By Kyle Turner | /Bent June 26, 2014 at 10:00AM
A couple weeks ago, I watched "The Normal Heart." At least, I think it was a couple weeks ago? Or was it a month ago? The only thing I vividly remember about it was the scene in the bathhouse where Matt Bomer follows Mark Ruffalo into a steam room. And then, flashing forward to the present to reveal the date that the two are on, Bomer reminiscing about their casual encounter. And then Ruffalo asks amiably, “Wanna start over?” And then they have sex. (What can I say? I’m a huge Matt Bomer fan.)
But I feel the fact that a) I don’t really remember when I watched it and b) I don’t remember anything about the film beyond those scenes and lots of shouting is a problem. I don’t think I am in the minority of finding Ryan Murphy’s treatment of Larry Kramer’s play “fine”, so I wonder if I’m alone in forgetting it so quickly. The issue isn’t merely that the film is forgettable, but the fact that if "The Normal Heart" was supposed to represent something within the queer narrative, it may have failed.
"The Normal Heart" is, for all intents and purposes, an angle of the AIDS epidemic that, at least dramatically, is not seen in comparison to a more conventional “straight savior” narrative ("Philadelphia," "Dallas Buyers Club). Larry Kramer, who is described by Charles O’Malley as “activist first and artist second”, writes his thinly veiled alter-ego Ned (Ruffalo) with the primary purpose of bringing the audience to the front lines. He is employed to give the audience an intimate look at the fury and fervor that existed during the AIDS epidemic, and it is that perspective, particularly the outrage, which is supposed to feel, if not entirely new, then at least enlightening because of the lack of dramatic portrayals, especially from within the gay community.
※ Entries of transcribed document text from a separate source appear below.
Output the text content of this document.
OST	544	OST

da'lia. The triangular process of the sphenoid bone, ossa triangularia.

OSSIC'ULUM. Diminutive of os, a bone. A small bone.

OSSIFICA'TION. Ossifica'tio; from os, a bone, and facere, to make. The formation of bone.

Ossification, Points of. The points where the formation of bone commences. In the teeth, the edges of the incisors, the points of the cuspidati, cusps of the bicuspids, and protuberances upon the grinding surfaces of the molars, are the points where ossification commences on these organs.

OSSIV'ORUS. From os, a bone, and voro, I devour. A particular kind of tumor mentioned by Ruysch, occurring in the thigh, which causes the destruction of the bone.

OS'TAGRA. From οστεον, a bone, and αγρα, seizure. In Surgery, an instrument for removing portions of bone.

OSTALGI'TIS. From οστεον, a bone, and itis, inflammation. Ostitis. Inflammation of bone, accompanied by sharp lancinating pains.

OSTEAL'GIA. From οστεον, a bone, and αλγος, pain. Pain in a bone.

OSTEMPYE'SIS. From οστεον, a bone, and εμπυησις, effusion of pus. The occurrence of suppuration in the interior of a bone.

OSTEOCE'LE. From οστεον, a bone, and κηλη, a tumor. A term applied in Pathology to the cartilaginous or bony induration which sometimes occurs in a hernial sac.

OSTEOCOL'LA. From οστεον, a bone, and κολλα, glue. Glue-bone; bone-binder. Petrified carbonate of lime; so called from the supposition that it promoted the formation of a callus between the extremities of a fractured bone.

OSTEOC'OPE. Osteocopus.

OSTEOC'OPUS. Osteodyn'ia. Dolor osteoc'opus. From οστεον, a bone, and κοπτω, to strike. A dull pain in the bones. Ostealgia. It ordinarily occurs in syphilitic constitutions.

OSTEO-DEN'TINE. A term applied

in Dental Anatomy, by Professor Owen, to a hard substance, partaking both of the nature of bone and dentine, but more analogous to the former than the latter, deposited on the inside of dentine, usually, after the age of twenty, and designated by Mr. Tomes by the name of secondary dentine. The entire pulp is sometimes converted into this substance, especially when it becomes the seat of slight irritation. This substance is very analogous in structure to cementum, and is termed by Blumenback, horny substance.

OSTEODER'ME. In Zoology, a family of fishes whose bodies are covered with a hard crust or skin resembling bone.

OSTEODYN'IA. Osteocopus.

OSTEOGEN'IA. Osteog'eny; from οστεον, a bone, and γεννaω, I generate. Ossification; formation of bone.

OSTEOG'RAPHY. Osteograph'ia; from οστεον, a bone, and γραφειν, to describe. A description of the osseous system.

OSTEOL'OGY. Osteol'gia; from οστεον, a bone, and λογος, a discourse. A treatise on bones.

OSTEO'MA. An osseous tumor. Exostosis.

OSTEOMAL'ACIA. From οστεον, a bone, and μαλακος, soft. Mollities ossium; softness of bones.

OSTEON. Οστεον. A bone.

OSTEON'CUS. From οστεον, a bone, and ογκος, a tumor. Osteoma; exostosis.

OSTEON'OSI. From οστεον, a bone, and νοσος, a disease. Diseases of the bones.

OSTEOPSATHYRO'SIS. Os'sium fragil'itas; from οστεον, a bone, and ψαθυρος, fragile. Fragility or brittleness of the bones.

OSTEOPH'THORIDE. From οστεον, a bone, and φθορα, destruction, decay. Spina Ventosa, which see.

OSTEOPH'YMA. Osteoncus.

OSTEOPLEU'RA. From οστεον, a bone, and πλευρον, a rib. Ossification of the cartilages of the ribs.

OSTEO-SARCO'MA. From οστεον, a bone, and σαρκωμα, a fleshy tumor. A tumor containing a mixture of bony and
Yet, despite that desire to show queer activism at its most fervent (short of Stonewall), and despite the fact that Kramer attempts to balance those ideas out with an impression of intimacy regarding Ned’s relationship with New York Times reporter Felix Turner, it still feels weirdly myopic. It seems inexplicable at times, but it ironically lacks the very uniqueness that the perspective itself should inherently give this film. It ends up being primarily memorable for the aforementioned scenes and for being very shouty. It is no secret that "Heart" was written primarily as a way for Kramer to voice his ideas and frustrations, and that itself is not a problem. But shouting isn’t acting. And Ryan Murphy’s heavy hand doesn’t help make a lasting impression.
"The Normal Heart" reeled in 1.4 million viewers, which is half of what Steven Soderbergh’s "Behind the Candelabra" managed to garner. Let it be said that Soderbergh’s film was passed up by Hollywood for being “too gay”. And, while the biopic of a fascinating pianist is undoubtedly an interesting entry into the Queer cinematic narrative, "The Normal Heart" is, by comparison, the prestige picture that will probably be used as the teaching guide for everyone else regarding what it must have been like to be alive during that time.
The problem with this is, no one seems to care anymore. The only people I know who watched this movie, who were even aware of it, run in my film circle, save for one person I’m acquainted with at college who’s a theater kid familiar with Kramer’s work. This might speak more to my introversion than the queer community at large, but even the queer friends I have seemed not to have noticed its existence.
The film’s lack of diversity doesn’t help. "The Normal Heart" is a very white movie and, though the lesbian community was a large player in getting the ball rolling in terms of how to deal with the AIDS epidemic, they are represented by one character (Danielle Ferland) who appears in the film for about five minutes.
So it looks like we are dealing with two issues then: will "The Normal Heart" matter to today’s LGBT youth and, if it does, is this what should be shown in order to represent that period?